“But people just don’t get how urgent it is, Jonathon!” This from a harassed Government Minister looking at the latest survey of public opinion on climate change, with all the usual disturbing data about people’s uncertainty, confusion, ambivalence (saying one thing and doing another) and continuing denial of the now incontrovertible fact that addressing climate change effectively will literally transform all our lives.
Tons of reasons for the continuing confusion, of course – the Clarkson/Daily Mail effect; an army of denialists filling the blogosphere with a combination of vitriol and errant rubbish; a tendency not to believe politicians on anything, let alone climate change, and so on.

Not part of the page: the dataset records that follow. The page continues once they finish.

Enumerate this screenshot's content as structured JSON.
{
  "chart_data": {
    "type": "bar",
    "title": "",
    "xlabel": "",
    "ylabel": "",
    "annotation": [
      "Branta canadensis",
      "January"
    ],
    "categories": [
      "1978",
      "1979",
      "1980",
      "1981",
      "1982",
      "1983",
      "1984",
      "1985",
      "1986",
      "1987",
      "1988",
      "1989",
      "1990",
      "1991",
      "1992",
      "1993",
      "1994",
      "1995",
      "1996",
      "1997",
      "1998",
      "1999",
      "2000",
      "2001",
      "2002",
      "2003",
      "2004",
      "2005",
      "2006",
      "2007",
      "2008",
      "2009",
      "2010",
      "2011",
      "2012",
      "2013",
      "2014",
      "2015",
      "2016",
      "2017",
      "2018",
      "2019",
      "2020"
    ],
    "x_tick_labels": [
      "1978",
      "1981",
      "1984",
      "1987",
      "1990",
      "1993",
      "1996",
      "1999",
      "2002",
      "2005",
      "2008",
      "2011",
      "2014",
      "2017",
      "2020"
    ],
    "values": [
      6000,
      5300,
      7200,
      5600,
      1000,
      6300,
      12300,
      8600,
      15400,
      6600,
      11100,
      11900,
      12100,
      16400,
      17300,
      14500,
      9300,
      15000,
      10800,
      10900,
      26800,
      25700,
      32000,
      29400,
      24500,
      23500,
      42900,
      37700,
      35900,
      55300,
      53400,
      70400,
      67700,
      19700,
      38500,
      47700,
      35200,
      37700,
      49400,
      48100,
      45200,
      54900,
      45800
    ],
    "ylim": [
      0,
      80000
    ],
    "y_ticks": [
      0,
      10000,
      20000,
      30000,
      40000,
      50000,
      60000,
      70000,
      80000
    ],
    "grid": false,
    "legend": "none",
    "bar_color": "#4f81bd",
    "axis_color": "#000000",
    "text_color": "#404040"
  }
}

But the upshot of all this is that politicians (and this government in particular) feel unable to intervene as decisively and substantively as they need to – for fear of getting punished electorally. The gap between the rhetoric on climate change (world class) and the programme of measures in place to address it (bog-standard) is still very large.

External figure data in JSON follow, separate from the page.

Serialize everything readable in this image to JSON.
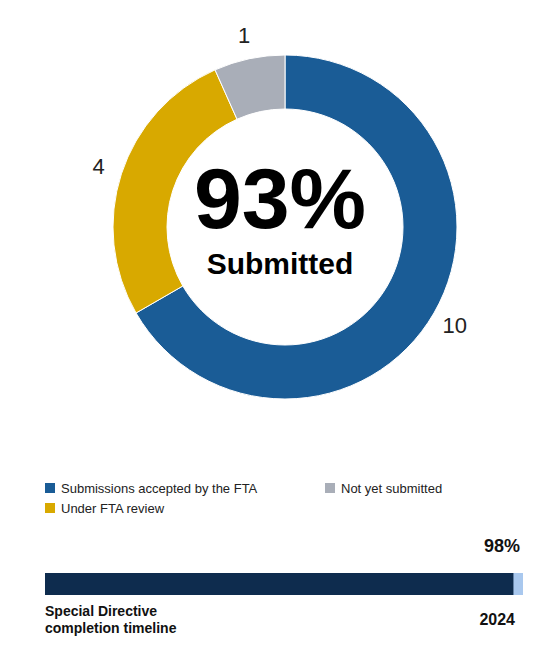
{
  "chart_data": [
    {
      "type": "pie",
      "annotations": [
        "93%",
        "Submitted"
      ],
      "categories": [
        "Submissions accepted by the FTA",
        "Under FTA review",
        "Not yet submitted"
      ],
      "values": [
        10,
        4,
        1
      ],
      "colors": [
        "#1a5c96",
        "#d8a900",
        "#a9aeb8"
      ],
      "data_labels": true,
      "legend": "bottom"
    },
    {
      "type": "bar",
      "orientation": "horizontal",
      "title": "Special Directive completion timeline",
      "categories": [
        "2024"
      ],
      "values": [
        98
      ],
      "value_labels": [
        "98%"
      ],
      "xlim": [
        0,
        100
      ],
      "tick_labels": false,
      "colors": [
        "#0e2c4e",
        "#a9c8ee"
      ],
      "data_labels": true
    }
  ]
}
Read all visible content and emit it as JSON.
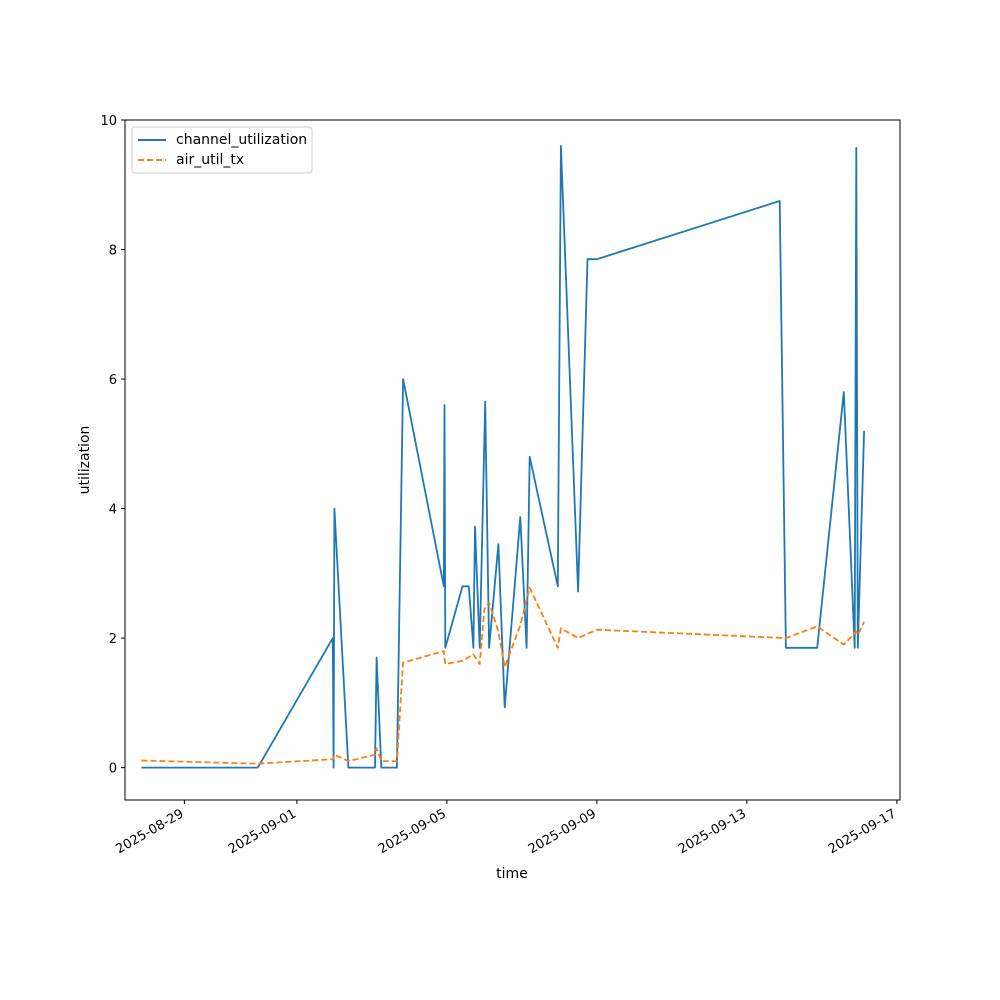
{
  "chart_data": {
    "type": "line",
    "title": "",
    "xlabel": "time",
    "ylabel": "utilization",
    "x_axis_type": "date",
    "xlim": [
      "2025-08-27T10:00",
      "2025-09-17T02:00"
    ],
    "ylim": [
      -0.5,
      10
    ],
    "x_ticks": [
      "2025-08-29",
      "2025-09-01",
      "2025-09-05",
      "2025-09-09",
      "2025-09-13",
      "2025-09-17"
    ],
    "y_ticks": [
      0,
      2,
      4,
      6,
      8,
      10
    ],
    "grid": false,
    "legend": {
      "position": "top-left"
    },
    "series": [
      {
        "name": "channel_utilization",
        "color": "#1f77b4",
        "style": "solid",
        "points": [
          [
            "2025-08-27T20:30",
            0
          ],
          [
            "2025-08-30T23:00",
            0
          ],
          [
            "2025-09-01T23:00",
            2.0
          ],
          [
            "2025-09-01T23:30",
            0
          ],
          [
            "2025-09-01T23:45",
            2.0
          ],
          [
            "2025-09-02T00:00",
            4.0
          ],
          [
            "2025-09-02T09:00",
            0
          ],
          [
            "2025-09-03T02:00",
            0
          ],
          [
            "2025-09-03T03:00",
            1.7
          ],
          [
            "2025-09-03T06:00",
            0
          ],
          [
            "2025-09-03T16:00",
            0
          ],
          [
            "2025-09-03T20:00",
            6.0
          ],
          [
            "2025-09-04T22:00",
            2.8
          ],
          [
            "2025-09-04T22:30",
            5.6
          ],
          [
            "2025-09-04T23:00",
            1.85
          ],
          [
            "2025-09-05T10:00",
            2.8
          ],
          [
            "2025-09-05T14:00",
            2.8
          ],
          [
            "2025-09-05T17:00",
            1.85
          ],
          [
            "2025-09-05T18:00",
            3.72
          ],
          [
            "2025-09-05T21:00",
            1.85
          ],
          [
            "2025-09-06T00:30",
            5.65
          ],
          [
            "2025-09-06T03:00",
            1.85
          ],
          [
            "2025-09-06T09:00",
            3.45
          ],
          [
            "2025-09-06T13:00",
            0.93
          ],
          [
            "2025-09-06T23:00",
            3.87
          ],
          [
            "2025-09-07T03:00",
            1.85
          ],
          [
            "2025-09-07T05:00",
            4.8
          ],
          [
            "2025-09-07T23:00",
            2.8
          ],
          [
            "2025-09-08T01:00",
            9.6
          ],
          [
            "2025-09-08T12:00",
            2.72
          ],
          [
            "2025-09-08T18:00",
            7.85
          ],
          [
            "2025-09-09T00:00",
            7.85
          ],
          [
            "2025-09-13T21:00",
            8.75
          ],
          [
            "2025-09-14T01:00",
            1.85
          ],
          [
            "2025-09-14T21:00",
            1.85
          ],
          [
            "2025-09-15T14:00",
            5.8
          ],
          [
            "2025-09-15T21:00",
            1.85
          ],
          [
            "2025-09-15T22:00",
            9.57
          ],
          [
            "2025-09-15T23:00",
            1.85
          ],
          [
            "2025-09-16T03:00",
            5.2
          ]
        ]
      },
      {
        "name": "air_util_tx",
        "color": "#ff7f0e",
        "style": "dashed",
        "points": [
          [
            "2025-08-27T20:30",
            0.11
          ],
          [
            "2025-08-30T23:00",
            0.06
          ],
          [
            "2025-09-01T23:00",
            0.13
          ],
          [
            "2025-09-02T00:00",
            0.2
          ],
          [
            "2025-09-02T09:00",
            0.1
          ],
          [
            "2025-09-03T02:00",
            0.2
          ],
          [
            "2025-09-03T03:00",
            0.3
          ],
          [
            "2025-09-03T06:00",
            0.1
          ],
          [
            "2025-09-03T16:00",
            0.1
          ],
          [
            "2025-09-03T20:00",
            1.62
          ],
          [
            "2025-09-04T22:00",
            1.8
          ],
          [
            "2025-09-04T23:00",
            1.6
          ],
          [
            "2025-09-05T10:00",
            1.65
          ],
          [
            "2025-09-05T17:00",
            1.75
          ],
          [
            "2025-09-05T21:00",
            1.6
          ],
          [
            "2025-09-06T00:00",
            2.45
          ],
          [
            "2025-09-06T03:00",
            2.55
          ],
          [
            "2025-09-06T09:00",
            2.1
          ],
          [
            "2025-09-06T13:00",
            1.55
          ],
          [
            "2025-09-06T23:00",
            2.2
          ],
          [
            "2025-09-07T05:00",
            2.78
          ],
          [
            "2025-09-07T23:00",
            1.85
          ],
          [
            "2025-09-08T01:00",
            2.15
          ],
          [
            "2025-09-08T12:00",
            2.0
          ],
          [
            "2025-09-09T00:00",
            2.13
          ],
          [
            "2025-09-14T01:00",
            2.0
          ],
          [
            "2025-09-14T21:00",
            2.18
          ],
          [
            "2025-09-15T14:00",
            1.9
          ],
          [
            "2025-09-15T22:00",
            2.1
          ],
          [
            "2025-09-15T23:00",
            2.05
          ],
          [
            "2025-09-16T03:00",
            2.25
          ]
        ]
      }
    ]
  }
}
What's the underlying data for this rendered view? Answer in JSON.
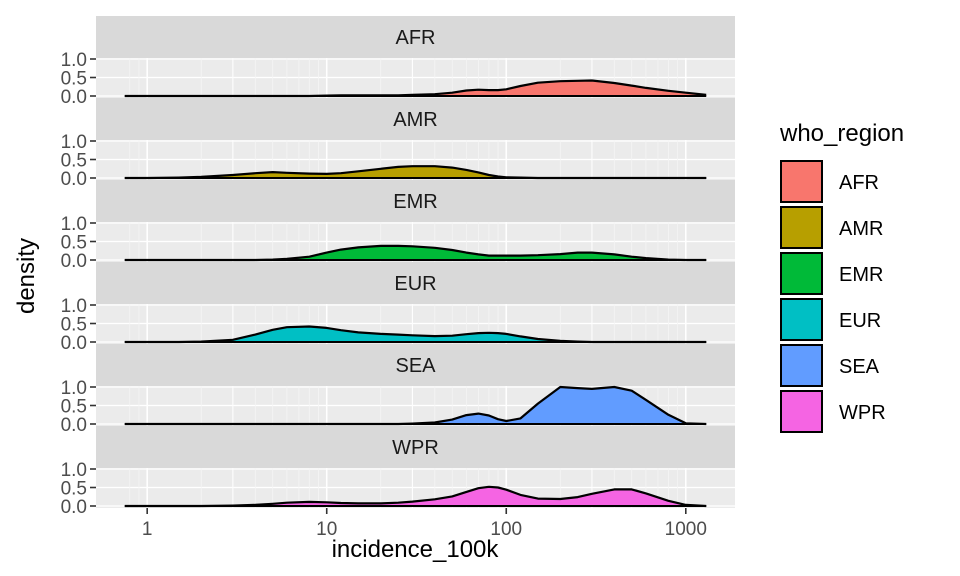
{
  "chart_data": {
    "type": "area",
    "subtype": "faceted-density",
    "xlabel": "incidence_100k",
    "ylabel": "density",
    "x_scale": "log10",
    "xlim": [
      0.75,
      1300
    ],
    "x_ticks": [
      1,
      10,
      100,
      1000
    ],
    "x_tick_labels": [
      "1",
      "10",
      "100",
      "1000"
    ],
    "y_ticks": [
      0.0,
      0.5,
      1.0
    ],
    "y_tick_labels": [
      "0.0",
      "0.5",
      "1.0"
    ],
    "ylim": [
      0,
      1
    ],
    "grid": true,
    "legend": {
      "title": "who_region",
      "position": "right"
    },
    "x": [
      0.75,
      1,
      1.5,
      2,
      3,
      4,
      5,
      6,
      8,
      10,
      12,
      15,
      20,
      25,
      30,
      40,
      50,
      60,
      70,
      80,
      90,
      100,
      120,
      150,
      200,
      250,
      300,
      400,
      500,
      600,
      800,
      1000,
      1300
    ],
    "series": [
      {
        "name": "AFR",
        "color": "#F8766D",
        "values": [
          0,
          0,
          0,
          0,
          0,
          0,
          0,
          0,
          0,
          0.01,
          0.02,
          0.02,
          0.02,
          0.02,
          0.03,
          0.05,
          0.09,
          0.15,
          0.17,
          0.16,
          0.16,
          0.18,
          0.27,
          0.36,
          0.4,
          0.41,
          0.42,
          0.35,
          0.28,
          0.22,
          0.14,
          0.09,
          0.03
        ]
      },
      {
        "name": "AMR",
        "color": "#B79F00",
        "values": [
          0,
          0,
          0.01,
          0.03,
          0.08,
          0.13,
          0.16,
          0.14,
          0.12,
          0.11,
          0.13,
          0.18,
          0.25,
          0.3,
          0.32,
          0.32,
          0.28,
          0.22,
          0.15,
          0.08,
          0.04,
          0.02,
          0.01,
          0,
          0,
          0,
          0,
          0,
          0,
          0,
          0,
          0,
          0
        ]
      },
      {
        "name": "EMR",
        "color": "#00BA38",
        "values": [
          0,
          0,
          0,
          0,
          0,
          0,
          0.01,
          0.03,
          0.09,
          0.2,
          0.28,
          0.34,
          0.38,
          0.38,
          0.37,
          0.33,
          0.27,
          0.2,
          0.15,
          0.12,
          0.12,
          0.12,
          0.12,
          0.13,
          0.16,
          0.2,
          0.2,
          0.15,
          0.09,
          0.05,
          0.01,
          0,
          0
        ]
      },
      {
        "name": "EUR",
        "color": "#00BFC4",
        "values": [
          0,
          0,
          0,
          0.01,
          0.06,
          0.2,
          0.33,
          0.4,
          0.42,
          0.38,
          0.32,
          0.26,
          0.22,
          0.2,
          0.18,
          0.16,
          0.17,
          0.21,
          0.24,
          0.25,
          0.24,
          0.22,
          0.15,
          0.08,
          0.03,
          0.01,
          0,
          0,
          0,
          0,
          0,
          0,
          0
        ]
      },
      {
        "name": "SEA",
        "color": "#619CFF",
        "values": [
          0,
          0,
          0,
          0,
          0,
          0,
          0,
          0,
          0,
          0,
          0,
          0,
          0,
          0,
          0.01,
          0.04,
          0.12,
          0.24,
          0.28,
          0.23,
          0.13,
          0.08,
          0.15,
          0.55,
          1.0,
          0.97,
          0.95,
          1.0,
          0.9,
          0.65,
          0.25,
          0.02,
          0
        ]
      },
      {
        "name": "WPR",
        "color": "#F564E3",
        "values": [
          0,
          0,
          0,
          0,
          0.01,
          0.03,
          0.06,
          0.09,
          0.11,
          0.1,
          0.08,
          0.07,
          0.07,
          0.09,
          0.12,
          0.18,
          0.26,
          0.38,
          0.48,
          0.52,
          0.5,
          0.44,
          0.3,
          0.2,
          0.19,
          0.24,
          0.33,
          0.45,
          0.45,
          0.34,
          0.14,
          0.03,
          0
        ]
      }
    ]
  }
}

So it was good to see the latest publication from the Green Alliance on The New Politics of Climate Change. The basic thrust of it is that individual action by the “converted” is never going to be sufficient, and that we now need to mobilise the whole of the so-called Third Sector (voluntary organisations, local community groups, trade unions and co-ops, NGOs beyond the environment world, faith communities and so on) to enable a collective shift in both attitudes and actions. Without this, we will never generate a sufficient momentum to encourage/compel our politicians to do what they know they should be doing but still feel they can’t get away with.

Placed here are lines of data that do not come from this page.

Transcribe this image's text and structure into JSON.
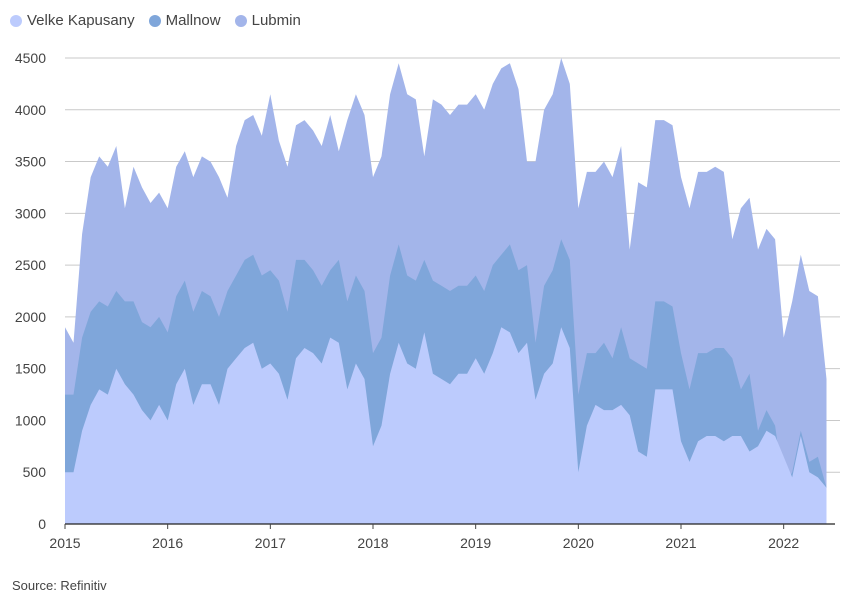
{
  "legend": [
    {
      "name": "Velke Kapusany",
      "color": "#bccbfd"
    },
    {
      "name": "Mallnow",
      "color": "#7fa6da"
    },
    {
      "name": "Lubmin",
      "color": "#a3b5ea"
    }
  ],
  "source": "Source: Refinitiv",
  "chart_data": {
    "type": "area",
    "stacked": false,
    "grid": true,
    "legend_position": "top-left",
    "ylim": [
      0,
      4500
    ],
    "yticks": [
      0,
      500,
      1000,
      1500,
      2000,
      2500,
      3000,
      3500,
      4000,
      4500
    ],
    "xlim": [
      2015.0,
      2022.5
    ],
    "xticks": [
      2015,
      2016,
      2017,
      2018,
      2019,
      2020,
      2021,
      2022
    ],
    "x": [
      2015.0,
      2015.083,
      2015.167,
      2015.25,
      2015.333,
      2015.417,
      2015.5,
      2015.583,
      2015.667,
      2015.75,
      2015.833,
      2015.917,
      2016.0,
      2016.083,
      2016.167,
      2016.25,
      2016.333,
      2016.417,
      2016.5,
      2016.583,
      2016.667,
      2016.75,
      2016.833,
      2016.917,
      2017.0,
      2017.083,
      2017.167,
      2017.25,
      2017.333,
      2017.417,
      2017.5,
      2017.583,
      2017.667,
      2017.75,
      2017.833,
      2017.917,
      2018.0,
      2018.083,
      2018.167,
      2018.25,
      2018.333,
      2018.417,
      2018.5,
      2018.583,
      2018.667,
      2018.75,
      2018.833,
      2018.917,
      2019.0,
      2019.083,
      2019.167,
      2019.25,
      2019.333,
      2019.417,
      2019.5,
      2019.583,
      2019.667,
      2019.75,
      2019.833,
      2019.917,
      2020.0,
      2020.083,
      2020.167,
      2020.25,
      2020.333,
      2020.417,
      2020.5,
      2020.583,
      2020.667,
      2020.75,
      2020.833,
      2020.917,
      2021.0,
      2021.083,
      2021.167,
      2021.25,
      2021.333,
      2021.417,
      2021.5,
      2021.583,
      2021.667,
      2021.75,
      2021.833,
      2021.917,
      2022.0,
      2022.083,
      2022.167,
      2022.25,
      2022.333,
      2022.417
    ],
    "series": [
      {
        "name": "Lubmin",
        "color": "#a3b5ea",
        "values": [
          1900,
          1750,
          2800,
          3350,
          3550,
          3450,
          3650,
          3050,
          3450,
          3250,
          3100,
          3200,
          3050,
          3450,
          3600,
          3350,
          3550,
          3500,
          3350,
          3150,
          3650,
          3900,
          3950,
          3750,
          4150,
          3700,
          3450,
          3850,
          3900,
          3800,
          3650,
          3950,
          3600,
          3900,
          4150,
          3950,
          3350,
          3550,
          4150,
          4450,
          4150,
          4100,
          3550,
          4100,
          4050,
          3950,
          4050,
          4050,
          4150,
          4000,
          4250,
          4400,
          4450,
          4200,
          3500,
          3500,
          4000,
          4150,
          4500,
          4250,
          3050,
          3400,
          3400,
          3500,
          3350,
          3650,
          2650,
          3300,
          3250,
          3900,
          3900,
          3850,
          3350,
          3050,
          3400,
          3400,
          3450,
          3400,
          2750,
          3050,
          3150,
          2650,
          2850,
          2750,
          1800,
          2150,
          2600,
          2250,
          2200,
          1400
        ]
      },
      {
        "name": "Mallnow",
        "color": "#7fa6da",
        "values": [
          1250,
          1250,
          1800,
          2050,
          2150,
          2100,
          2250,
          2150,
          2150,
          1950,
          1900,
          2000,
          1850,
          2200,
          2350,
          2050,
          2250,
          2200,
          2000,
          2250,
          2400,
          2550,
          2600,
          2400,
          2450,
          2350,
          2050,
          2550,
          2550,
          2450,
          2300,
          2450,
          2550,
          2150,
          2400,
          2250,
          1650,
          1800,
          2400,
          2700,
          2400,
          2350,
          2550,
          2350,
          2300,
          2250,
          2300,
          2300,
          2400,
          2250,
          2500,
          2600,
          2700,
          2450,
          2500,
          1750,
          2300,
          2450,
          2750,
          2550,
          1250,
          1650,
          1650,
          1750,
          1600,
          1900,
          1600,
          1550,
          1500,
          2150,
          2150,
          2100,
          1650,
          1300,
          1650,
          1650,
          1700,
          1700,
          1600,
          1300,
          1450,
          900,
          1100,
          950,
          350,
          500,
          900,
          600,
          650,
          350
        ]
      },
      {
        "name": "Velke Kapusany",
        "color": "#bccbfd",
        "values": [
          500,
          500,
          900,
          1150,
          1300,
          1250,
          1500,
          1350,
          1250,
          1100,
          1000,
          1150,
          1000,
          1350,
          1500,
          1150,
          1350,
          1350,
          1150,
          1500,
          1600,
          1700,
          1750,
          1500,
          1550,
          1450,
          1200,
          1600,
          1700,
          1650,
          1550,
          1800,
          1750,
          1300,
          1550,
          1400,
          750,
          950,
          1450,
          1750,
          1550,
          1500,
          1850,
          1450,
          1400,
          1350,
          1450,
          1450,
          1600,
          1450,
          1650,
          1900,
          1850,
          1650,
          1750,
          1200,
          1450,
          1550,
          1900,
          1700,
          500,
          950,
          1150,
          1100,
          1100,
          1150,
          1050,
          700,
          650,
          1300,
          1300,
          1300,
          800,
          600,
          800,
          850,
          850,
          800,
          850,
          850,
          700,
          750,
          900,
          850,
          650,
          450,
          850,
          500,
          450,
          350
        ]
      }
    ]
  }
}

“So the critical issue is not simply our behaviour, but the impact of our activism, behaviour and attitudes on political action. The political effect of this action depends not simply on the numbers of people involved but on who those people are and their political influence.”
This makes a lot of sense to me. The Third Sector in the UK is hugely influential. Tot up the income of all those different groups and it exceeds £100 billion, with a massive multiplier effect throughout society. But in terms of climate change, it’s a great slumbering monster, largely sitting on the sidelines of the debate on the grounds that its “not my issue”, leaving it to the transparently inadequate green groups to keep battling away on their behalf. As Stephen Hale (the author of “The New Politics of Climate Change” and Director of Green Alliance) says: “we need to mobilise action networks that influence individual and community behaviour, and build the social foundations for success.”
But how best to mobilise this slumbering monster? I think we will be seeing a lot more action on that front throughout 2009 from many different angles – hopefully with a correspondingly large impact on our political parties.